While it is very clear to me what was said to Mr S.S. about Draft Withers 1 at a meeting with him (and which I know from my solicitors was not denied by the defendants), I could not and cannot recall whether it was on 23 or 24 August 2007. It may be correct that the meeting at which the Withers Draft 1 was discussed took place on 24 August 2007 and that Mr C.C. went to the Mishcons office where he met with Mr S.S. (albeit briefly) to collect the Withers Draft 1 on 23 August 2007. I note however that 23 August 2007 was a Thursday and that 24 August 2007 was a Friday. Accordingly, given my recollection of events, I consider it likely that the actual meeting and the one I attended took place on Friday 24 August 2007 (see below for details).
In both cases, Mr C.C. and I discussed the Withers Draft 1 at the meeting which took place at the Mishcons office. Mr. C.C. made it clear to Mr. S.S. that I was not happy with and was not prepared to accept the Draft Waiver Deed C.C. (Annex 2 to Draft Withers 1).
In particular, I told Mr S.S. (through Mr C.C.) that I could not accept the provisions which had not previously been part of the agreement, namely that: 220.1 I could not agree to indemnify the purchaser for the amount such that QPRH’s net completion assets were less than an undetermined amount always provided that the aggregate amount did not exceed £4,024,511.64; and 220.2 I could not agree to declare and warrant that all taxes and duties required and payable by QPRH had been correctly calculated and paid to the Revenue and HMRC.
Clearly neither of these arrangements could or would have been acceptable to me. Everyone knew that the team was in financial difficulty and, therefore, that QPRH’s net asset value was or could have been negative at the time (although this is not to say that the team was worthless). Further, Mr S.S. was well aware of the HMRC Petition and therefore knew that it was not a guarantee I could give because it was clearly not true. In any event, Mr C.C., on my part, made it clear to Mr S.S. that these two clauses had to be removed and could not be accepted.
[…] (full text with initials substituted)
Interestingly, before the Transaction came into effect and the documents were signed, Withers collected and was aware that the loan of £250,000 on 23 March 2006 belonged to D.D. and not to me.

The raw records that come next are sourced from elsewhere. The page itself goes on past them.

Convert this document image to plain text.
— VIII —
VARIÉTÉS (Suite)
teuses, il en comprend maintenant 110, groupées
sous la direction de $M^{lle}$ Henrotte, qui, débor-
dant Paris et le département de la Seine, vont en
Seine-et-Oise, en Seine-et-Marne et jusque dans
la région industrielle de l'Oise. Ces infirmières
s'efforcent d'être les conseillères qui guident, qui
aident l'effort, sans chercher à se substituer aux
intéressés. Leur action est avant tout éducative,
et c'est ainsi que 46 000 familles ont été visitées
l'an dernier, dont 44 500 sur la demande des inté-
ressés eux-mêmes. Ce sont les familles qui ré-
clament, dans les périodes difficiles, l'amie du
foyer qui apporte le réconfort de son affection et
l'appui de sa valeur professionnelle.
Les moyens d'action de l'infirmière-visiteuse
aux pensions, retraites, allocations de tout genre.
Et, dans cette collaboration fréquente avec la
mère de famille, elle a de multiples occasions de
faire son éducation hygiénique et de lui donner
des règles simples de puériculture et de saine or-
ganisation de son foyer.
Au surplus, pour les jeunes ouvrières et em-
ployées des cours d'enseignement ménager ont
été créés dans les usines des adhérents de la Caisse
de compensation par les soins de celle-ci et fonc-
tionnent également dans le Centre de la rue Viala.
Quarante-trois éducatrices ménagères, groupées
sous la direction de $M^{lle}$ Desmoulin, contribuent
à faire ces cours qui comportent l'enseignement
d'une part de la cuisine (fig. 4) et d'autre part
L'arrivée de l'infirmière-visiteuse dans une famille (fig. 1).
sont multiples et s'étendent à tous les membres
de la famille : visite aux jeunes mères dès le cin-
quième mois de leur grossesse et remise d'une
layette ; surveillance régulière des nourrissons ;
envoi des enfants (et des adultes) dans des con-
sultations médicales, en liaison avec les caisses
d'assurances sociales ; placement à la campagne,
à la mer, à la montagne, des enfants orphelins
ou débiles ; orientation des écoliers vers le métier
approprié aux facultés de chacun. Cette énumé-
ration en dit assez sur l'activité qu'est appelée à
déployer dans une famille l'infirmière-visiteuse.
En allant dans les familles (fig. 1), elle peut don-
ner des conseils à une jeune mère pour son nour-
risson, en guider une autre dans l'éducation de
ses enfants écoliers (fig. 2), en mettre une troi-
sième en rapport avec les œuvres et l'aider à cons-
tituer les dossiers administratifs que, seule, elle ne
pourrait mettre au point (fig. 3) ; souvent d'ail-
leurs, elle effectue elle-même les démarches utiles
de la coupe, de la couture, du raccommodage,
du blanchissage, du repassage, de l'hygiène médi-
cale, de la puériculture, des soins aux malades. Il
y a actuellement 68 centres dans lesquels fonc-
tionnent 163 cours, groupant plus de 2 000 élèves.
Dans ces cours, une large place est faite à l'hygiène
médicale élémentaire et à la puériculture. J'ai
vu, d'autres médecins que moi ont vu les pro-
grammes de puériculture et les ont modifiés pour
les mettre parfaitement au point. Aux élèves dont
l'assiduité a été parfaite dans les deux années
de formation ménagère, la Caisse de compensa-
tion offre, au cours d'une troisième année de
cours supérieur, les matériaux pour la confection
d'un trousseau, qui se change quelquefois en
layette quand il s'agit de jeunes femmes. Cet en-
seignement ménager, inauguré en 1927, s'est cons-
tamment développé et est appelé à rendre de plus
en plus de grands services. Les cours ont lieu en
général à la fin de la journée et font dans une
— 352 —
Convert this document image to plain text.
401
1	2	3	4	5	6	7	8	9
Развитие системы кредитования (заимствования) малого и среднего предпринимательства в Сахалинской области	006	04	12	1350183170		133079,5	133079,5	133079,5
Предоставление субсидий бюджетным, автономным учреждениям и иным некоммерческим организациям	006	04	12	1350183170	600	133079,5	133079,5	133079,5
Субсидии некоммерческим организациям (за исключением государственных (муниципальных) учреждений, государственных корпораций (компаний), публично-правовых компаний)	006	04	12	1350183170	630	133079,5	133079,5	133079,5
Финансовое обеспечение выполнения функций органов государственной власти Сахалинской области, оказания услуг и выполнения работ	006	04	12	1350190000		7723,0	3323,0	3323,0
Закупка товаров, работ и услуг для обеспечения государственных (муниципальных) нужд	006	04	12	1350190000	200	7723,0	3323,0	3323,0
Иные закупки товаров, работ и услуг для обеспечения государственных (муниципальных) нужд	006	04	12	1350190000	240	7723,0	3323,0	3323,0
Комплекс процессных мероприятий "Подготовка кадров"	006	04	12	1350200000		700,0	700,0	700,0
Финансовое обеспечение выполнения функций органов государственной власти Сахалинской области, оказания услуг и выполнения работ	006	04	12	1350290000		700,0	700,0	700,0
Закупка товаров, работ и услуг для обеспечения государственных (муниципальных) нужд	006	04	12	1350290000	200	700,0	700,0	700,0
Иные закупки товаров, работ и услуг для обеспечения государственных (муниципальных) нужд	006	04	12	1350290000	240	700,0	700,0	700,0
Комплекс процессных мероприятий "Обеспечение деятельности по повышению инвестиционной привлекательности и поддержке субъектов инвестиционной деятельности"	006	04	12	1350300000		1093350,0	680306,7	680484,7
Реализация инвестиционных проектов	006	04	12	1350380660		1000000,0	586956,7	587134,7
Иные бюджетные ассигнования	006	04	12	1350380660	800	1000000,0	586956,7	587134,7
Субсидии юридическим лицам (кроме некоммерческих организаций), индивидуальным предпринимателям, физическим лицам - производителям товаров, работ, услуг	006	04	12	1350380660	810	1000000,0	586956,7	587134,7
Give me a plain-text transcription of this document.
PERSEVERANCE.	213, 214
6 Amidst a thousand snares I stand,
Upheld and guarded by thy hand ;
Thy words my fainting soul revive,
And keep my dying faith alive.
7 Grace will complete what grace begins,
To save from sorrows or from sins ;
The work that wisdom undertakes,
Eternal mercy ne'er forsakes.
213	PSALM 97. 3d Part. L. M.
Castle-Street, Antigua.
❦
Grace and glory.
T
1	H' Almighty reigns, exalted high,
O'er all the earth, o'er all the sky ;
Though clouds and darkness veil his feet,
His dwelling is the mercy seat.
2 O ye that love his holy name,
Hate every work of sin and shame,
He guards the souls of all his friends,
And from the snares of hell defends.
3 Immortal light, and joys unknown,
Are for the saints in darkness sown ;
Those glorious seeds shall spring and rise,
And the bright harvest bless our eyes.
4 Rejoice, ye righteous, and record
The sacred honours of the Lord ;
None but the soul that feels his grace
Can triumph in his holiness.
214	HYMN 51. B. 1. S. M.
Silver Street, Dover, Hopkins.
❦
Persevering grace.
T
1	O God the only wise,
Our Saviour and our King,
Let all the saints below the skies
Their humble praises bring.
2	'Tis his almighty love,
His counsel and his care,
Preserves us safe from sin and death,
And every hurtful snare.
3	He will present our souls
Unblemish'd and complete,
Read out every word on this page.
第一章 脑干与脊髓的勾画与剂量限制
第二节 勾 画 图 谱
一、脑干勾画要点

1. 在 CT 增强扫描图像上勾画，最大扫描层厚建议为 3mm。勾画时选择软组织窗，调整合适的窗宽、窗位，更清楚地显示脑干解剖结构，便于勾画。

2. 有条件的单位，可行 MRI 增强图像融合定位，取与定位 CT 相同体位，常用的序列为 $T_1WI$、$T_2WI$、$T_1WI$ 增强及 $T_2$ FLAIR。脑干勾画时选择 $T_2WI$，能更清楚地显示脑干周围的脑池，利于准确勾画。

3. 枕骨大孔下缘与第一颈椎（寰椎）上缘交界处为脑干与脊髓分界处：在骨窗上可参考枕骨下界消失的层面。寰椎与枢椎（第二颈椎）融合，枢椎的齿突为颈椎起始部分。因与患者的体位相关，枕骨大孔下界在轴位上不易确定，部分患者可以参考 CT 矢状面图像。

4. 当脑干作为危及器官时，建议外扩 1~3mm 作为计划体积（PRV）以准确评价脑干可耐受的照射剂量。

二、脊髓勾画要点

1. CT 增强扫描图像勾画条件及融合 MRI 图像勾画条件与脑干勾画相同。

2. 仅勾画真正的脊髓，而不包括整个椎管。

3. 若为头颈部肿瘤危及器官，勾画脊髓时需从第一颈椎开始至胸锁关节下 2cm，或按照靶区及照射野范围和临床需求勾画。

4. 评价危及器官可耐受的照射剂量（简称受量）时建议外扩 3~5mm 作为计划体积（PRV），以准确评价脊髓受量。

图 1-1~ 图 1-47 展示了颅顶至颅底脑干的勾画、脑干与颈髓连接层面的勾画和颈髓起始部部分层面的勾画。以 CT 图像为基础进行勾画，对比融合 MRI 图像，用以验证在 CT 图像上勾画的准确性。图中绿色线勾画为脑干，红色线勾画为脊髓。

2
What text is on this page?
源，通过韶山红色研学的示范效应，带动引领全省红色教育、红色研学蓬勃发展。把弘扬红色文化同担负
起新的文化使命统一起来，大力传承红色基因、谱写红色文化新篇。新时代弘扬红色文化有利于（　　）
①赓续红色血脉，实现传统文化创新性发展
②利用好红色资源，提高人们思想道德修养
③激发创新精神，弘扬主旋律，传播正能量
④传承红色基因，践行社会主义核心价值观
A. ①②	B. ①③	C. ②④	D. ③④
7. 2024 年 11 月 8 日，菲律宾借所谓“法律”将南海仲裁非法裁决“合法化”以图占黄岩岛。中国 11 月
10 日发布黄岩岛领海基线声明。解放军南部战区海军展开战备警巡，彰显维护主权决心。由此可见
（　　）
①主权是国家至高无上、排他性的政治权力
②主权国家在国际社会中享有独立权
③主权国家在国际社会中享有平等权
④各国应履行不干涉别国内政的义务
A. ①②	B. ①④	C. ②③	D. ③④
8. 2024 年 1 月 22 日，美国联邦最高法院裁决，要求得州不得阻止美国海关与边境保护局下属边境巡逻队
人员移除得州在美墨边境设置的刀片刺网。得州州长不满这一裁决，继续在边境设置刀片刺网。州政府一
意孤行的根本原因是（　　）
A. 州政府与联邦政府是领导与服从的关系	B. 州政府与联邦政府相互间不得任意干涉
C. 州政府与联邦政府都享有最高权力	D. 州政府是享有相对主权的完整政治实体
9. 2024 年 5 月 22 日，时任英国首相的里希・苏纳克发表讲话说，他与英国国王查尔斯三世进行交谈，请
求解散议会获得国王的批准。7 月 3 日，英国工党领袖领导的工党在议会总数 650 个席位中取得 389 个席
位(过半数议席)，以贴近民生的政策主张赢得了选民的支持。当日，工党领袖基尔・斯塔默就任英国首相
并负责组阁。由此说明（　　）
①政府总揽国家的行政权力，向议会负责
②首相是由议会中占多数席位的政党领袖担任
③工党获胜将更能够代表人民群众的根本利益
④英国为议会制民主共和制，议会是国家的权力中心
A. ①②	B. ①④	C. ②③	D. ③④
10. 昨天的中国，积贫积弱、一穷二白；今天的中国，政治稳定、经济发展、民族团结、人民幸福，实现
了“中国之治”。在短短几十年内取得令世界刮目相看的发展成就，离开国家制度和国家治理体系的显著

I note from Mr L.L.’s email sent at 8.58 a.m. on 31 August 2007 (see pages 468 of AC 1) that Withers had been told: ’by the team that this loan has indeed been included in the C.C. loan and is therefore no longer outstanding to D.D. himself. However, we have not seen any waiver by D.D. or other evidence of this.’
Given that Mr S.S. was copied on this email and, therefore, was well aware of the error in the Loan Schedule recording this D.D. loan as mine, not only did Mr S.S. did not take instructions from me, but continued to sign the Deed of Guarantee (as defined by me and which I discuss below) in full knowledge that there was at least an issue as to whether the money was still owed to D.D. and that, if so, I could not guarantee that no amount was outstanding towards D.D. and without attempting to check or correct the entry made in the Deed of Acknowledgement (see below).
A complaint was lodged with Scotland Yard about the matter.